The bathroom door opened and closed. “Bee?” Mel’s voice was quiet.

Breathe through it.

The slight click of metal against metal echoed as she checked each stall for occupancy. Her Converse peeked out beneath the door to mine as she rattled it.

“Bee, it’s just me.”

Reluctantly, I pushed the latch back and cracked the door. Mel slipped in and closed it behind her. “What’s wrong? You had that look on your face.”

“I just… I needed a minute.”

“Panic attack?” she asked.

I nodded.

Mel reached out and held my hand. “What do you need?”

“Nothing. I’m good.”

“Bee.” Melissa huffed. “Don’t bullshit me.”

“You’ve done more for me than I will ever be able to repay. I’m good, okay?”

Melissa shook her head. “No one’s keeping score.”

Cautiously, I admitted, “Sometimes I have these little episodes where I feel like I’m doing something wrong by being out, and if I don’t get home, I’ll…”

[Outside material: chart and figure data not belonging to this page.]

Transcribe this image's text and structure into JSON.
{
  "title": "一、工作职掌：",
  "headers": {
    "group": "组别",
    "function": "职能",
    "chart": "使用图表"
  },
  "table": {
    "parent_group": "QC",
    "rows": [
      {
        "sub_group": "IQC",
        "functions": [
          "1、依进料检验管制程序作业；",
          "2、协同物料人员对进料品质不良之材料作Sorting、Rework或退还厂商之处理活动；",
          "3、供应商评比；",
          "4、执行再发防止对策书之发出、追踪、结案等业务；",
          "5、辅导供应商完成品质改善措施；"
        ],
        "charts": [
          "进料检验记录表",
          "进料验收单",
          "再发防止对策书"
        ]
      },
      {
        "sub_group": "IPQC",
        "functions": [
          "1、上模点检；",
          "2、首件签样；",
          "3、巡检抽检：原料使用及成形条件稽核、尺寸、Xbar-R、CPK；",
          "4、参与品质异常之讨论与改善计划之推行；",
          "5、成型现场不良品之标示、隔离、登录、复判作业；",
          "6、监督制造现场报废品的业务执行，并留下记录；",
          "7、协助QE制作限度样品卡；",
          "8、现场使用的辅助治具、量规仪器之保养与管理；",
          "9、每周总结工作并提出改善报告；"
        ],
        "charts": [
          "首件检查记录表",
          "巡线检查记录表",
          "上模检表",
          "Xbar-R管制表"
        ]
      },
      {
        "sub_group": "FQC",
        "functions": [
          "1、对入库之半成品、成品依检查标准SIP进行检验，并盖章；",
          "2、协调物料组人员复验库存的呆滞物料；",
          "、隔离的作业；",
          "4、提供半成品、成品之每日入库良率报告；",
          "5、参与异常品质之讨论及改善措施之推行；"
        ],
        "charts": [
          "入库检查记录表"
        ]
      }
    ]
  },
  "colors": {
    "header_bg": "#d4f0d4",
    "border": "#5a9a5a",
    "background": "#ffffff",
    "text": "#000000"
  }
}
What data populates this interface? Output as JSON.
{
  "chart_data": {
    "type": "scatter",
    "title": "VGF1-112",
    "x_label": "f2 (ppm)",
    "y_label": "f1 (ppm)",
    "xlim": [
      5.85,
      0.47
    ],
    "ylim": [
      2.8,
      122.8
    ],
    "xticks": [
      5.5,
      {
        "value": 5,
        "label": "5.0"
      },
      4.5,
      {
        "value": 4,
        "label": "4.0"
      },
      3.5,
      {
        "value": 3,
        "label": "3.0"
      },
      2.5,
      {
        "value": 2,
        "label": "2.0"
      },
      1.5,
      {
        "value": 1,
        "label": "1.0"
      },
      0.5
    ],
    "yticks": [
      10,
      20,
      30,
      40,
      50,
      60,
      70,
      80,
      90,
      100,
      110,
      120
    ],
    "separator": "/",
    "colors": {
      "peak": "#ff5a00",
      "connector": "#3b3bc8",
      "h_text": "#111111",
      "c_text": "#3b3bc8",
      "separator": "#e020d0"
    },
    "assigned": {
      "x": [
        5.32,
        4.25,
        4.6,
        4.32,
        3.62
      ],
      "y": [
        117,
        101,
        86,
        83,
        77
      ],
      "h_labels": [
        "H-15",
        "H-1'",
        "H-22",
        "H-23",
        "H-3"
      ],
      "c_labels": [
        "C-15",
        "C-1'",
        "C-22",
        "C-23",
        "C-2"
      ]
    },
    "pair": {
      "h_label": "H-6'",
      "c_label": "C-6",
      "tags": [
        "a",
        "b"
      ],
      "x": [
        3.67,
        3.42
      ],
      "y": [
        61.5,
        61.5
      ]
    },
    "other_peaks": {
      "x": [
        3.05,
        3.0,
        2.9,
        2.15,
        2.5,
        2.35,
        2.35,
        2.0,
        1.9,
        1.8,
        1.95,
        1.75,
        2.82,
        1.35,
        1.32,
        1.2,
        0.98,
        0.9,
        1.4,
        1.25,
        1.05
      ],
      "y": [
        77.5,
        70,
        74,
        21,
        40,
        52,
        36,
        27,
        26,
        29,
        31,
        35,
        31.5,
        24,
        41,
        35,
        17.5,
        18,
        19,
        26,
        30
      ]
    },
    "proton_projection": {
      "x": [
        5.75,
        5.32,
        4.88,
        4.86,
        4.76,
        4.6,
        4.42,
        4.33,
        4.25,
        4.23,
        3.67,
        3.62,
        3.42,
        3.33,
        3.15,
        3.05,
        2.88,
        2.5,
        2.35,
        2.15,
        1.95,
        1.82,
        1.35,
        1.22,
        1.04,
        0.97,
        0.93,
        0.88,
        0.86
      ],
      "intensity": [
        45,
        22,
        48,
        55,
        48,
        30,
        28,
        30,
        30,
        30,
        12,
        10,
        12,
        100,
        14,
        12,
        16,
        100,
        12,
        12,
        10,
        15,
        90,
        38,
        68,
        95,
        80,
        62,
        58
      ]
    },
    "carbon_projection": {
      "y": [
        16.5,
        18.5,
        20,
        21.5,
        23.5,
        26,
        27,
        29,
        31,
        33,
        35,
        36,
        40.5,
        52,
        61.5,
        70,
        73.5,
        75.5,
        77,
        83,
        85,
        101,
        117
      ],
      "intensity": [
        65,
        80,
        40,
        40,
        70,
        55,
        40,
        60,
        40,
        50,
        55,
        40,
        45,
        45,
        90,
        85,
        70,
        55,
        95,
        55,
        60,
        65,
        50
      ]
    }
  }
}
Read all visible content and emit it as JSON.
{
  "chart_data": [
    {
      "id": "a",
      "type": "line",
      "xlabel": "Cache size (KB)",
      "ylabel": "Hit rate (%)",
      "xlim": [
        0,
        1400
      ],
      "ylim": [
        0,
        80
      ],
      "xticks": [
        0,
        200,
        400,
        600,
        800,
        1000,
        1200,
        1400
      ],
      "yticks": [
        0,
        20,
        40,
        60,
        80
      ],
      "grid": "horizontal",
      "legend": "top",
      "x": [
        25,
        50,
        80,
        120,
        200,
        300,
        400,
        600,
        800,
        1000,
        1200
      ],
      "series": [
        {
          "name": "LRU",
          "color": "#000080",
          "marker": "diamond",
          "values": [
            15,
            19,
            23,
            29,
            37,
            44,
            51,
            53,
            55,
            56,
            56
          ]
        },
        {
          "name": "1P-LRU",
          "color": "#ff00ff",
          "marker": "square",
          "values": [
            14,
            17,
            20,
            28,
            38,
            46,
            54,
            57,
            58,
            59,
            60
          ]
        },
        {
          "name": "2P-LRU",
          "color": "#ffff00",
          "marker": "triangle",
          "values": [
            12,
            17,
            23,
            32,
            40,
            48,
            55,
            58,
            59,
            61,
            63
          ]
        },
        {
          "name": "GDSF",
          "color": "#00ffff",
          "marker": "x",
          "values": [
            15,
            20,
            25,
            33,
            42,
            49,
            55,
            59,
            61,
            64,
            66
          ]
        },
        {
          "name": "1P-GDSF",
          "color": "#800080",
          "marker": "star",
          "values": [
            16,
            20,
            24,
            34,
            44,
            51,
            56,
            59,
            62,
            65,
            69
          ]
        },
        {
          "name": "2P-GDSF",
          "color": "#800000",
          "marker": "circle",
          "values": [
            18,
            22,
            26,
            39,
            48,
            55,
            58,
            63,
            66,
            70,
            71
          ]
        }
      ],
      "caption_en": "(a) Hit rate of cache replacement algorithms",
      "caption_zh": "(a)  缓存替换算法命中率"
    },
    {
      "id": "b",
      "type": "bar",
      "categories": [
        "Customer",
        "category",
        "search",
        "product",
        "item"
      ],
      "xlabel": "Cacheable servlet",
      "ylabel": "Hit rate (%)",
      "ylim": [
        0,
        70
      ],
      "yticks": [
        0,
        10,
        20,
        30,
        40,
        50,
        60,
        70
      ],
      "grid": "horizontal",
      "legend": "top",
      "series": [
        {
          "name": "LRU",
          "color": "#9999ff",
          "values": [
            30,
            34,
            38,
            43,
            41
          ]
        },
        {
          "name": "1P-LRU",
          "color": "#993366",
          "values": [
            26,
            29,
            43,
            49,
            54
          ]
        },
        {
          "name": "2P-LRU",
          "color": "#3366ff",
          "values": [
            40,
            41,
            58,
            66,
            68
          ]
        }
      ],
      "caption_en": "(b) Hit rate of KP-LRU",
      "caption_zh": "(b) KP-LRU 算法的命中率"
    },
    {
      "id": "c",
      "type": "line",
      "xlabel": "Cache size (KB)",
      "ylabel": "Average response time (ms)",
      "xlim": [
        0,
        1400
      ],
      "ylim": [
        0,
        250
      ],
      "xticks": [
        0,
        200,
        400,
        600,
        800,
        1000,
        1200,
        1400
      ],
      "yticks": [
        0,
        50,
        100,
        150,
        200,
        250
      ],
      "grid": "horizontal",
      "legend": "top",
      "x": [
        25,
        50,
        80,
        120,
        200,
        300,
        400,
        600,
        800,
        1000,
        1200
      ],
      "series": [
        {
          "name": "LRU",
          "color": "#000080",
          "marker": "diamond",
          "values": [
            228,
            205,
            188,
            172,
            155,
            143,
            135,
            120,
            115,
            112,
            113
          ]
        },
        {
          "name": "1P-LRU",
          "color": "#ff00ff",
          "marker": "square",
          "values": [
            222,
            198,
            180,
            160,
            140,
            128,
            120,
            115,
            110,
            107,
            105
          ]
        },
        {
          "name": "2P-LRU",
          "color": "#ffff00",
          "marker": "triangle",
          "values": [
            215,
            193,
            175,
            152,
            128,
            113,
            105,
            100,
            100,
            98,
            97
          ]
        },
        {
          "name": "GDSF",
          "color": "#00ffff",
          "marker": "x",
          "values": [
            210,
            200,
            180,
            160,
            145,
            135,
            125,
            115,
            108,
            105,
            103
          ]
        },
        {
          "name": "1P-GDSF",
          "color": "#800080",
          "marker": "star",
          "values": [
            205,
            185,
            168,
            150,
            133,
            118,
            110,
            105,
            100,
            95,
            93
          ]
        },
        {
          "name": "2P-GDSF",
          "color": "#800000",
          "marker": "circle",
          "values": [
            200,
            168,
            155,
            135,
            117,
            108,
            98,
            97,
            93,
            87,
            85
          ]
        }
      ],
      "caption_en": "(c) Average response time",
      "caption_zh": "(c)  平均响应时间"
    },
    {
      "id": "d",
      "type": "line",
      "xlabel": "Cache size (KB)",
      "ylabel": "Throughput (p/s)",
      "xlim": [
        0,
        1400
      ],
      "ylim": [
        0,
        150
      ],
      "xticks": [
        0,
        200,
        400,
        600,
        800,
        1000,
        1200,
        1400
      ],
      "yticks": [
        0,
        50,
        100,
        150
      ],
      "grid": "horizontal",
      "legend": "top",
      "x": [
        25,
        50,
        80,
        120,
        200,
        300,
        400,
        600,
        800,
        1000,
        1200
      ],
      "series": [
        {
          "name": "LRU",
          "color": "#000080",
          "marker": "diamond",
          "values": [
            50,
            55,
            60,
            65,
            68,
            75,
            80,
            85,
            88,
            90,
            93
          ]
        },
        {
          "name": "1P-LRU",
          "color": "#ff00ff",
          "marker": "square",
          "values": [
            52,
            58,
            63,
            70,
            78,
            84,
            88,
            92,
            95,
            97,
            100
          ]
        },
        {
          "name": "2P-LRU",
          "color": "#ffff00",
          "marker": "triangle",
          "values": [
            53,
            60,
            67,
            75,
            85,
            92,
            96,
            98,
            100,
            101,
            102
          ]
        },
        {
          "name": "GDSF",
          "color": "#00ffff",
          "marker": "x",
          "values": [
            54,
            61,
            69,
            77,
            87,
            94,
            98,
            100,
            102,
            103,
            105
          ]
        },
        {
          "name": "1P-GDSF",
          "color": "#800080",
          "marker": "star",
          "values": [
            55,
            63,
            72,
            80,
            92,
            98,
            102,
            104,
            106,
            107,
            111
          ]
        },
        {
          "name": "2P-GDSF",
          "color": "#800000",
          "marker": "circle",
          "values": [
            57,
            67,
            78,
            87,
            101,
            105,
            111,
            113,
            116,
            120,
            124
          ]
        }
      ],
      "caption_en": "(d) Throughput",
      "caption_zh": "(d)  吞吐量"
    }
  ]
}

“I get it,” Mel said quickly, sparing me the need to explain what Kyle would have done if he thought I had a little too much freedom. “Is that why you hid in the cottage for so long? Why it took you so long to come back to poker night?”

“Yeah.” I sighed. “I mean, I didn’t want to answer questions or be stared at like a freak on display. Most of it was feeling like if I left where I was supposed to be, he’d come at me. It was just safer to stay in my little box.”

“Oh, sweetie,” she said as she wrapped her arms around me.

“I’ve been going to therapy,” I admitted. “It’s been helping a lot. But… It’s still scary.”

Melissa sat with me, patient and quiet, as I closed my eyes and forced myself to go through the breathing exercises Naomi taught me.

“You know,” Mel said as we exited the bathroom and walked out into the midday sun. “Jase said something to me a while ago. He told me that my demons don’t know what I’m made of.”

I laughed. “That’s because they don’t know how much you can bench.”

“Healing is scary. But every time you take a step forward, you prove to your demons that you’re stronger than they are.”

“Thanks, Mel,” I whispered as I pulled her into a hug right there on the sidewalk.

She squeezed me tight. “What are sisters for?”